Irvin developed into a steadying presence as a senior. [Campredon]
To his considerable credit, Irvin took a back seat to Derrick Walton and the Wagner/Wilson frontcourt, using fewer possessions than ever before. He eliminated the dreaded "heroball" shots from his arsenal. (Mostly, at least. Shooter's gonna shoot.) In doing so, he completed his transformation from gunner to glue guy. As Michigan surged down the stretch, Irvin rarely came off the court. He did a bit of everything: defending, rebounding, deferring, whatever the team needed at that particular moment. Scoring, too. His shot returned.
Over the final nine games of his career, Irvin averaged 14.7 points, 5.0 rebounds, and 2.5 assists in 37.4 minutes. He shot 65% on two-pointers, many of them his pet midrange pull-up, and 43% on three-pointers. Michigan went 7-2; both losses came down to the final possession. After Irvin's layup forced overtime in a Big Ten Tournament win over Purdue, Walton allowed MLive's Brendan Quinn to publish his impassioned off-the-record defense of his classmate and co-captain:
"All the (expletive) that people give Zak ... I hate it. I hate it so much. It's like, man, what else you want from the dude? What else do you want? He's played off back surgery. He's got, like, 1,500 career points. He's made a one-eighty as a player. I remember the days when Zak would shoot a contested 3 over two people rather than pass. He's a whole new guy. I mean, dude, are you kidding me? Get off my guy's back."

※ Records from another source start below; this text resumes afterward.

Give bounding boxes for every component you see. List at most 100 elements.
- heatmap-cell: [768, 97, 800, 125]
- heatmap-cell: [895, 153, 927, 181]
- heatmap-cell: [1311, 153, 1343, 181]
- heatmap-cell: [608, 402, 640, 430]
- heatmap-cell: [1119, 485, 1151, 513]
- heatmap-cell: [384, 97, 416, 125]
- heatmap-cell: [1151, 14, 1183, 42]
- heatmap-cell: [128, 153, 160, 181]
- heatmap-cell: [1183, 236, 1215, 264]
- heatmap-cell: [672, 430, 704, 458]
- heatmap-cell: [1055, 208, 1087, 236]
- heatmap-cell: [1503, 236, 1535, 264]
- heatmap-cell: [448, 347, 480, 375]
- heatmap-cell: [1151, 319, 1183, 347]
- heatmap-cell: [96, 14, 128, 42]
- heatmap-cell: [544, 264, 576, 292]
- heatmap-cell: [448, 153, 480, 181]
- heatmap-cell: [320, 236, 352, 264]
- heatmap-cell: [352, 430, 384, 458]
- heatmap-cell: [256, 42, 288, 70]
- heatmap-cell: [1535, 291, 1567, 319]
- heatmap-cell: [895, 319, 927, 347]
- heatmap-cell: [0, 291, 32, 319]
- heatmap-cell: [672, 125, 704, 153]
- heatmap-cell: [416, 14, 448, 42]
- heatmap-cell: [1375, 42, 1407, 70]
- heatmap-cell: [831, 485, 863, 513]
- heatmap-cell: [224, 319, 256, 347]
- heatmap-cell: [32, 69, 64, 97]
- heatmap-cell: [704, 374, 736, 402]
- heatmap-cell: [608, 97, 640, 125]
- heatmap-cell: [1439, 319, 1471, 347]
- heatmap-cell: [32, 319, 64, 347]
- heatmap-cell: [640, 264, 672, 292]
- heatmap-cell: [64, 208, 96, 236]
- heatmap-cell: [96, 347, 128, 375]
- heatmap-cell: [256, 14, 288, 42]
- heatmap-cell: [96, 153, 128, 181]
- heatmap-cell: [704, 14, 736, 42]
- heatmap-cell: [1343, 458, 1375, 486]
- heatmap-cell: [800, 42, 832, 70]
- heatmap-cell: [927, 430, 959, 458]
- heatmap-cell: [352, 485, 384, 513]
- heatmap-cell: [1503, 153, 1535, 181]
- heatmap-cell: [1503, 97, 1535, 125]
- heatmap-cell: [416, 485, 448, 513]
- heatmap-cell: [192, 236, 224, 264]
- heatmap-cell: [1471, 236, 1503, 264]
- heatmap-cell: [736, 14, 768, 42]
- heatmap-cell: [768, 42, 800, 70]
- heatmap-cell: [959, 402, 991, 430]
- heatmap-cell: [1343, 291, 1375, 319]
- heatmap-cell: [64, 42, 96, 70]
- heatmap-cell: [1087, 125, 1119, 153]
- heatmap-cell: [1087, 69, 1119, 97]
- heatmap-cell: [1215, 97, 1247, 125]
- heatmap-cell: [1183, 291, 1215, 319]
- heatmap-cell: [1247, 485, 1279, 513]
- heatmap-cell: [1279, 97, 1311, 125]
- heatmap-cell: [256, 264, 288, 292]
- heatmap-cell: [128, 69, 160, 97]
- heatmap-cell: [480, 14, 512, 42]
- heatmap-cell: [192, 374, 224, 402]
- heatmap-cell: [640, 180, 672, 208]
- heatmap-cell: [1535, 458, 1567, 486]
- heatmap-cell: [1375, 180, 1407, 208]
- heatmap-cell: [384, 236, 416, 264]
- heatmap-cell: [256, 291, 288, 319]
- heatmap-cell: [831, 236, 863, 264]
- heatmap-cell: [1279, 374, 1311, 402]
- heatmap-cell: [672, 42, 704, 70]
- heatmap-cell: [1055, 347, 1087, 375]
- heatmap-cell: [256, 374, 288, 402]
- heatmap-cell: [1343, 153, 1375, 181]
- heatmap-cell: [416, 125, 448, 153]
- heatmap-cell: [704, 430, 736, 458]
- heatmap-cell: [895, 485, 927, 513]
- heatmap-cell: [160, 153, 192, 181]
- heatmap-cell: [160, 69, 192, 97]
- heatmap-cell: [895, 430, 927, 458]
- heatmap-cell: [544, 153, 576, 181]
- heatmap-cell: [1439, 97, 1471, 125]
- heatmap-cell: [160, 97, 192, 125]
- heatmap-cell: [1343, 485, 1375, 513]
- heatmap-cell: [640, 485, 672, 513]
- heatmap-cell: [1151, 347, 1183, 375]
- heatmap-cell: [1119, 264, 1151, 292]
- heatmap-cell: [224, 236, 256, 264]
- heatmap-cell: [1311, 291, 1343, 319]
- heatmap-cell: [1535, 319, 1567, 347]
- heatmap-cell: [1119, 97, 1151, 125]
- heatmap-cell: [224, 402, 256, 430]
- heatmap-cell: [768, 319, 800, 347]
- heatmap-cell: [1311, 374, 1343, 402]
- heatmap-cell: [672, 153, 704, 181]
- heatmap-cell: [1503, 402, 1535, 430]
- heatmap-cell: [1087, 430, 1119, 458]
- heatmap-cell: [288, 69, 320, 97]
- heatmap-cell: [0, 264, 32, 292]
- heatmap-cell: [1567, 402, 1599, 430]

Irvin was a rock through Michigan's tourney run, nailing four triples in the shootout against Oklahoma State, making three of four second-half shots against Louisville, and pouring in 19 points while limiting Oregon star Dillon Brooks to 12. The team's run ended while he played the best ball of his career.
Walton will be remembered as the only guy the team wanted to take the season's final shot; Irvin should be remembered for finding the will to let that role go while transforming into an effective all-around player.
That, too, seemed like a minor miracle.